The United States has wedged itself in conflicts in the Middle East for decades. But it is in a position this time, as the world’s largest oil producer, to play a different role. Tougher U.S. sanctions on Iran could create an alliance between the U.S. and Saudi Arabia, potentially shifting power away from other countries that make up the Organization of the Petroleum Exporting Countries. That shift would put Saudi in a tough spot, and the U.S. in a strong one.
The 1973 oil crisis set the tone for a conflictual relationship between the United States and OPEC’s leader Saudi Arabia some 13 years after the group, which also includes Venezuela, Iraq, Iran, and Libya, was formed. At the time, the United States had limited oil supply, and needed to import the commodity. Up to 70% of its imports in that decade were from OPEC, with Saudi Arabia providing the biggest share.
The relationship became increasingly strained over time, and the commodity picture changed with it. The attacks on the World Trade Center in New York City in 2001 made the American public skeptical of Middle Eastern nations including Saudi. Tremendous growth in U.S. oil production, thanks to hydraulic fracking, turned the United States into an energy exporter. That in some ways brought commercial ties closer between the two countries. But the killing of journalist Jamal Khashoggi strained relations again.
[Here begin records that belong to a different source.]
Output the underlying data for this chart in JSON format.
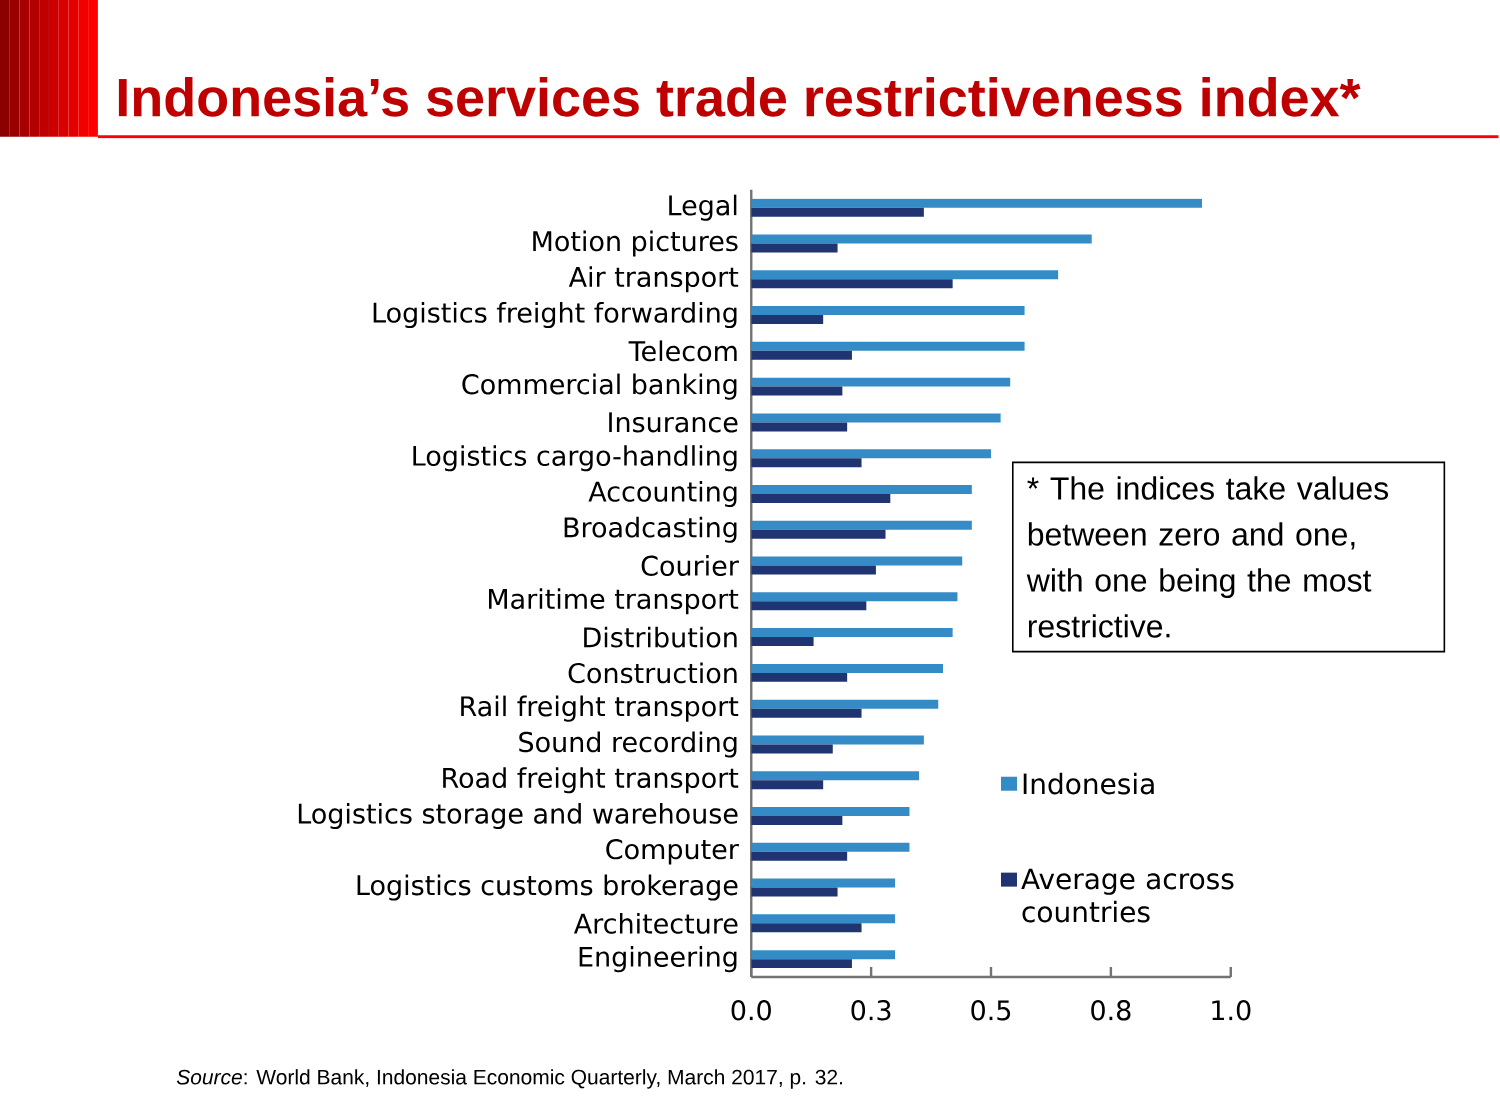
{
  "chart_data": {
    "type": "bar",
    "orientation": "horizontal",
    "title": "Indonesia’s services trade restrictiveness index*",
    "categories": [
      "Legal",
      "Motion pictures",
      "Air transport",
      "Logistics freight forwarding",
      "Telecom",
      "Commercial banking",
      "Insurance",
      "Logistics cargo-handling",
      "Accounting",
      "Broadcasting",
      "Courier",
      "Maritime transport",
      "Distribution",
      "Construction",
      "Rail freight transport",
      "Sound recording",
      "Road freight transport",
      "Logistics storage and warehouse",
      "Computer",
      "Logistics customs brokerage",
      "Architecture",
      "Engineering"
    ],
    "series": [
      {
        "name": "Indonesia",
        "color": "#348bc6",
        "values": [
          0.94,
          0.71,
          0.64,
          0.57,
          0.57,
          0.54,
          0.52,
          0.5,
          0.46,
          0.46,
          0.44,
          0.43,
          0.42,
          0.4,
          0.39,
          0.36,
          0.35,
          0.33,
          0.33,
          0.3,
          0.3,
          0.3
        ]
      },
      {
        "name": "Average across countries",
        "color": "#1f3470",
        "values": [
          0.36,
          0.18,
          0.42,
          0.15,
          0.21,
          0.19,
          0.2,
          0.23,
          0.29,
          0.28,
          0.26,
          0.24,
          0.13,
          0.2,
          0.23,
          0.17,
          0.15,
          0.19,
          0.2,
          0.18,
          0.23,
          0.21
        ]
      }
    ],
    "xlim": [
      0,
      1
    ],
    "xticks": [
      {
        "value": 0,
        "label": "0.0"
      },
      {
        "value": 0.25,
        "label": "0.3"
      },
      0.5,
      {
        "value": 0.75,
        "label": "0.8"
      },
      {
        "value": 1,
        "label": "1.0"
      }
    ],
    "grid": false,
    "legend": "right",
    "annotations": [
      "* The indices take values between zero and one, with one being the most restrictive.",
      "*Source*: World Bank, Indonesia Economic Quarterly, March 2017, p. 32."
    ]
  }
}
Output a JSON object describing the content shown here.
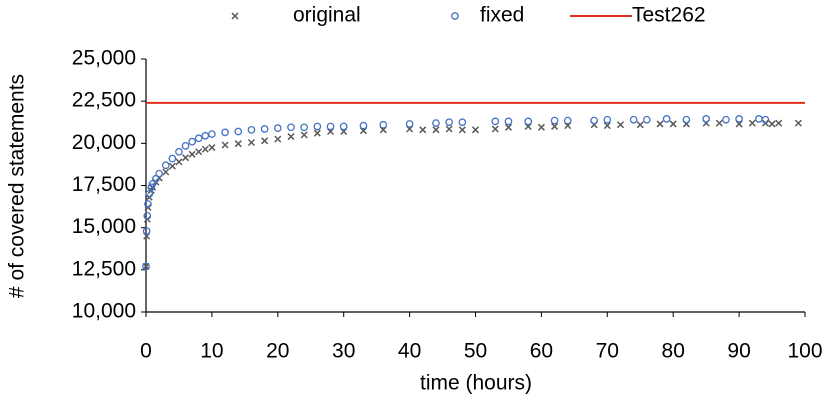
{
  "chart_data": {
    "type": "scatter",
    "x_label": "time (hours)",
    "y_label": "# of covered statements",
    "xlim": [
      0,
      100
    ],
    "xticks": [
      0,
      10,
      20,
      30,
      40,
      50,
      60,
      70,
      80,
      90,
      100
    ],
    "ylim": [
      10000,
      25000
    ],
    "yticks": [
      {
        "value": 10000,
        "label": "10,000"
      },
      {
        "value": 12500,
        "label": "12,500"
      },
      {
        "value": 15000,
        "label": "15,000"
      },
      {
        "value": 17500,
        "label": "17,500"
      },
      {
        "value": 20000,
        "label": "20,000"
      },
      {
        "value": 22500,
        "label": "22,500"
      },
      {
        "value": 25000,
        "label": "25,000"
      }
    ],
    "series": [
      {
        "name": "original",
        "color": "#595959",
        "marker": "x",
        "x": [
          0,
          0.1,
          0.2,
          0.3,
          0.5,
          0.8,
          1,
          1.5,
          2,
          3,
          4,
          5,
          6,
          7,
          8,
          9,
          10,
          12,
          14,
          16,
          18,
          20,
          22,
          24,
          26,
          28,
          30,
          33,
          36,
          40,
          42,
          44,
          46,
          48,
          50,
          53,
          55,
          58,
          60,
          62,
          64,
          68,
          70,
          72,
          75,
          78,
          80,
          82,
          85,
          87,
          90,
          92,
          94,
          95,
          96,
          99
        ],
        "values": [
          12700,
          14500,
          15500,
          16200,
          16800,
          17200,
          17400,
          17700,
          17950,
          18300,
          18650,
          18900,
          19150,
          19350,
          19500,
          19650,
          19750,
          19900,
          19980,
          20050,
          20150,
          20250,
          20400,
          20500,
          20600,
          20700,
          20700,
          20750,
          20800,
          20850,
          20800,
          20800,
          20850,
          20800,
          20800,
          20850,
          20950,
          21000,
          20950,
          21000,
          21050,
          21100,
          21050,
          21100,
          21100,
          21150,
          21150,
          21150,
          21200,
          21200,
          21150,
          21200,
          21200,
          21150,
          21200,
          21200
        ]
      },
      {
        "name": "fixed",
        "color": "#4472c4",
        "marker": "o",
        "x": [
          0,
          0.1,
          0.2,
          0.3,
          0.5,
          0.8,
          1,
          1.5,
          2,
          3,
          4,
          5,
          6,
          7,
          8,
          9,
          10,
          12,
          14,
          16,
          18,
          20,
          22,
          24,
          26,
          28,
          30,
          33,
          36,
          40,
          44,
          46,
          48,
          53,
          55,
          58,
          62,
          64,
          68,
          70,
          74,
          76,
          79,
          82,
          85,
          88,
          90,
          93,
          94
        ],
        "values": [
          12700,
          14800,
          15700,
          16400,
          17000,
          17400,
          17600,
          17900,
          18200,
          18700,
          19100,
          19500,
          19850,
          20100,
          20300,
          20450,
          20550,
          20650,
          20700,
          20800,
          20850,
          20900,
          20950,
          20950,
          21000,
          21000,
          21000,
          21050,
          21100,
          21150,
          21200,
          21250,
          21250,
          21300,
          21300,
          21300,
          21350,
          21350,
          21350,
          21400,
          21400,
          21400,
          21450,
          21400,
          21450,
          21400,
          21450,
          21450,
          21400
        ]
      },
      {
        "name": "Test262",
        "color": "#e0301e",
        "marker": "hline",
        "values": [
          22400
        ]
      }
    ]
  }
}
The partnership over oil has been hot and cold, and Saudi’s leader Mohammed bin Salman is in a tough spot. Saudi Arabia’s coordinated production cuts with Russia, the second-largest crude exporter and subject of American sanctions, angered the Biden Administration due to the pressure it put on prices. The two sides were mulling a deal prior to the violence in Israel, where Saudi Arabia normalized relations with Israel and produced more oil, in exchange for U.S. weapon sales, defense guarantees and possibly nuclear co-operation. But the killings of Israelis by Hamas gunmen are a wild card for these talks. Iran, Saudi’s OPEC partner but geopolitical rival, has funded and armed Hamas, and praised the attacks, but Iranian diplomats claim the country was not involved.
Saudi walks a tightrope. Iran has ramped up oil production this year by more than 500,000 barrels per day. Sanctions could be tightened. If this oil disappeared, Saudi Arabia might replace it, and more, as Saudi’s space capacity is about equal to Iran’s total production of about 3 million barrels a day. But an agreement that increased Saudi production and normalized relations with Israel would not be popular with OPEC, other oil exporting confederates like Russia, and parts of the Arab world.
OPEC’s importance has been in decline anyway: Saudi Arabia accounted for about a third of the group’s exports last year. Plus the relationship with the U.S. could bolster Saudi security. The United States already produces more than a fifth of the world’s oil. Together they would control more than a third of the market, more than the remaining countries in OPEC. So Saudi may decide it’s better to be under the U.S. umbrella.
That could mean the fraying of an alliance of an organization that has controlled the oil market since its formation 63 years ago. It also means that Biden’s America rapidly becomes the world leader in dirty fuel.